SRAM isn't blank on powerup, is this normal?
Unless you have an initial state programmed, it will be more or less random. Although this may vary with different SRAM implementations. You also say "blank". Some might think that random is "blanker" than all 0's.
SRAM memory stores memory on back to back inverters.
This forms a bi-stable system (two very stable states with metastability dividing them). So, upon power up the back to back inverters are briefly metastable.
This happens because as the voltage ramps up (from being turned on), both NMOS and PMOS of the back to back inverters would be 'equally' on, holding both bitnodes at half the supply voltage (this is the metastable state). Eventually some thermal noise (or any process that introduces variation) pushes or pulls this value down or up a little bit. At this point the bitnodes snap into one of their bistable states.
- As an example, consider \$ Q=Q'=\frac{V_{supply}}{2} \$
- Next, some thermal noise on Q increases the voltage up to \$ \frac{V_{supply}}{2} + \delta \$
- Now, the NMOS feeding Q' gets turned on just a little bit more. And the PMOS feeding Q' gets turned off just a little bit more. So Q' pulls down from \$ \frac{V_{supply}}{2}\$ to \$ \frac{V_{supply}}{2} - \delta \$.

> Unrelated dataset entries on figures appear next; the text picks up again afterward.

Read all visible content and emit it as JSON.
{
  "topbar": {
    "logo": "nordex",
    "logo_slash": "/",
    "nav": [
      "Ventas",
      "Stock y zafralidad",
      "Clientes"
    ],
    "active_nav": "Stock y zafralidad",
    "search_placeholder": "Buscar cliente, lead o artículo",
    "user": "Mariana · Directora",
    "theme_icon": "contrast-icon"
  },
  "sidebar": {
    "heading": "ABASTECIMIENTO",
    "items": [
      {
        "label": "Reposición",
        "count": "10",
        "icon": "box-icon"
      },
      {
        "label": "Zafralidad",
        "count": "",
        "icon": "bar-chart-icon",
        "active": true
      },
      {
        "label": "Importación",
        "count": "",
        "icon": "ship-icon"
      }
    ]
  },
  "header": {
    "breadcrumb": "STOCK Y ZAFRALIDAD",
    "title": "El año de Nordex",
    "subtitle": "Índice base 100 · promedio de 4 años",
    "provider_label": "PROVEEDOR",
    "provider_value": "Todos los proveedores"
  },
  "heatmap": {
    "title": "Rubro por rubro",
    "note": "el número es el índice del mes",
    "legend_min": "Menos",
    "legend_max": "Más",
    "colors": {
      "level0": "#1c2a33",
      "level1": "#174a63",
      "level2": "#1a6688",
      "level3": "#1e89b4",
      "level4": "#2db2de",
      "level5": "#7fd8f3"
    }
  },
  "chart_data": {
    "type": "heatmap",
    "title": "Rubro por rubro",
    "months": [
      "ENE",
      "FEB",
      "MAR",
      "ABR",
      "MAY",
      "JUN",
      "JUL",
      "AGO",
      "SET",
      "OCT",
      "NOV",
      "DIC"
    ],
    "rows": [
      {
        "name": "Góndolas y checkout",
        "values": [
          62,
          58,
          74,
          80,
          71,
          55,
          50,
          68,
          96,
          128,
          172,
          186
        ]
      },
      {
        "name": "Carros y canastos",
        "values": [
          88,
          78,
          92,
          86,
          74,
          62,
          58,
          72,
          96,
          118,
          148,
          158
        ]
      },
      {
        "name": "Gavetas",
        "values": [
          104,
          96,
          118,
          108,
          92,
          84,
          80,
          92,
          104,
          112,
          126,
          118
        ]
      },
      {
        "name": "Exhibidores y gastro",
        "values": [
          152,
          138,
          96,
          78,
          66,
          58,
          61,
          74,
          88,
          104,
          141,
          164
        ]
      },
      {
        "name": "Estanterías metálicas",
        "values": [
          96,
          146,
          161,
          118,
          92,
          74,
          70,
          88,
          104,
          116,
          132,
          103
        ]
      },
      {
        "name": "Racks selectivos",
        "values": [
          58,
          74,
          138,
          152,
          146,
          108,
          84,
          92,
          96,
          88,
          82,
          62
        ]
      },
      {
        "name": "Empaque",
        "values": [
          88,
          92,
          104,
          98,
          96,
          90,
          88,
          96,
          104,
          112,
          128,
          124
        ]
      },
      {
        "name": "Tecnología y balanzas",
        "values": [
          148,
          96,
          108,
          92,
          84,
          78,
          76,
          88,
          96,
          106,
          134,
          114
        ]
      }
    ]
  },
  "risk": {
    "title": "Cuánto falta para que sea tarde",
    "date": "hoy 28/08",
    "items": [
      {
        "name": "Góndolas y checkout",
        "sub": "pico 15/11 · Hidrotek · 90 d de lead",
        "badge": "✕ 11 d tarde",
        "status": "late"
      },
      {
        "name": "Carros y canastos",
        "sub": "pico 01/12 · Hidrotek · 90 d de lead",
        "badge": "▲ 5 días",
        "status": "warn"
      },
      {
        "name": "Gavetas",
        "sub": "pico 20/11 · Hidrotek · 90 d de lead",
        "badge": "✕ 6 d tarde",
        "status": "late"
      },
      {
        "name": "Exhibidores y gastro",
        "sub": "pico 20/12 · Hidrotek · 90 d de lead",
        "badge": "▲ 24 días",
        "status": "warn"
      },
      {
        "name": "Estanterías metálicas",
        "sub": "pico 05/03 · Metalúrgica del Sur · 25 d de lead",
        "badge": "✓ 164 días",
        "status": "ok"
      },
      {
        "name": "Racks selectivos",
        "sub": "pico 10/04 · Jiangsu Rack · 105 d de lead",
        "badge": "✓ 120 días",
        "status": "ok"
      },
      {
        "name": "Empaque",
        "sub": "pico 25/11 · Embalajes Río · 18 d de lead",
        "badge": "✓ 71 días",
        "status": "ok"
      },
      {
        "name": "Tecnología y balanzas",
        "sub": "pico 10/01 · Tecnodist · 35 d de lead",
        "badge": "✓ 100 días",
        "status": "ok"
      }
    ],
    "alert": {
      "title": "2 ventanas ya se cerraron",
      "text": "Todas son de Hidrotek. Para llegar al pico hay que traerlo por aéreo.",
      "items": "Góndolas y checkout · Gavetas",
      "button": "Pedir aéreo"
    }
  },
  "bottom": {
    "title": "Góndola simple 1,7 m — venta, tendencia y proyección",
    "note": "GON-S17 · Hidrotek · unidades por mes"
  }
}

- Next, since the voltage at the gate of the FET's driving Q node decreases, the PMOS turns on a little more (and NMOS turns off more). This causes Q to increase further to the supply. And this quickly snaps Q' to 0 and Q to 1.
In fact, there is even a paper "Power-Up SRAM State as an Identifying Fingerprint and Source of True Random Numbers"
One very helpful plot contained in the paper is below. The dotted line represents the supply voltage ramping up:
- On the left-side, everything is equal. In this case, random variation due to temperature or another number of factors bumps the bitnode into one state or the other.
- On the right side, there is a bitnode which is skewed (purposefully or otherwise) to be much more likely to initialize in a particular state.
Depending on how each bitnode in the SRAM you are using currently was fabricated, you end up with more or less of one of the two situations above. In both cases, unless you intentionally skewed the SRAM, the initial outputs would look more or less random. In the left-hand situation, each subsequent powerup would generate more random patterns. In the right-hand situation, the initial startup would be seemingly random. But further powerups would cause the SRAM to tend to further certain states.
Having worked with SRAM for many years, I can tell you that it will power up with seemingly random contents, although I have seen devices that power up with nearly the same random looking contents each time. If the power off cycle is short enough (depending on power supply characteristics and the number & value of bypass capacitors), large fragments of previously written data can linger in the SRAM through power cycles - although the content will be corrupted.
A single bit is stored in a SRAM in a circuit of 6 or more transistors. If you want a defined power on reset behaviour for the SRAM, each RAM cell would need more than 6 transistors only. The needed chip area will be substantially larger and the SRAM chips will be more expensive. This is a parallel power on reset of all bits at the same time. A serial reset would require an oszilator, an address counter and enough time during power up to resets all RAM bits or bytes sequentially. If the processor accesses the SRAM before the serial power on reset is finished, errors may occur and data may be lost or changed.
There are programming environments for microprocessors with detailed memory mapping of several RAM areas. You may define an area with or without a power on reset as required by the application. Several different areas within the same SRAM are possible. It is not always necessary to reset the whole SRAM on programm start.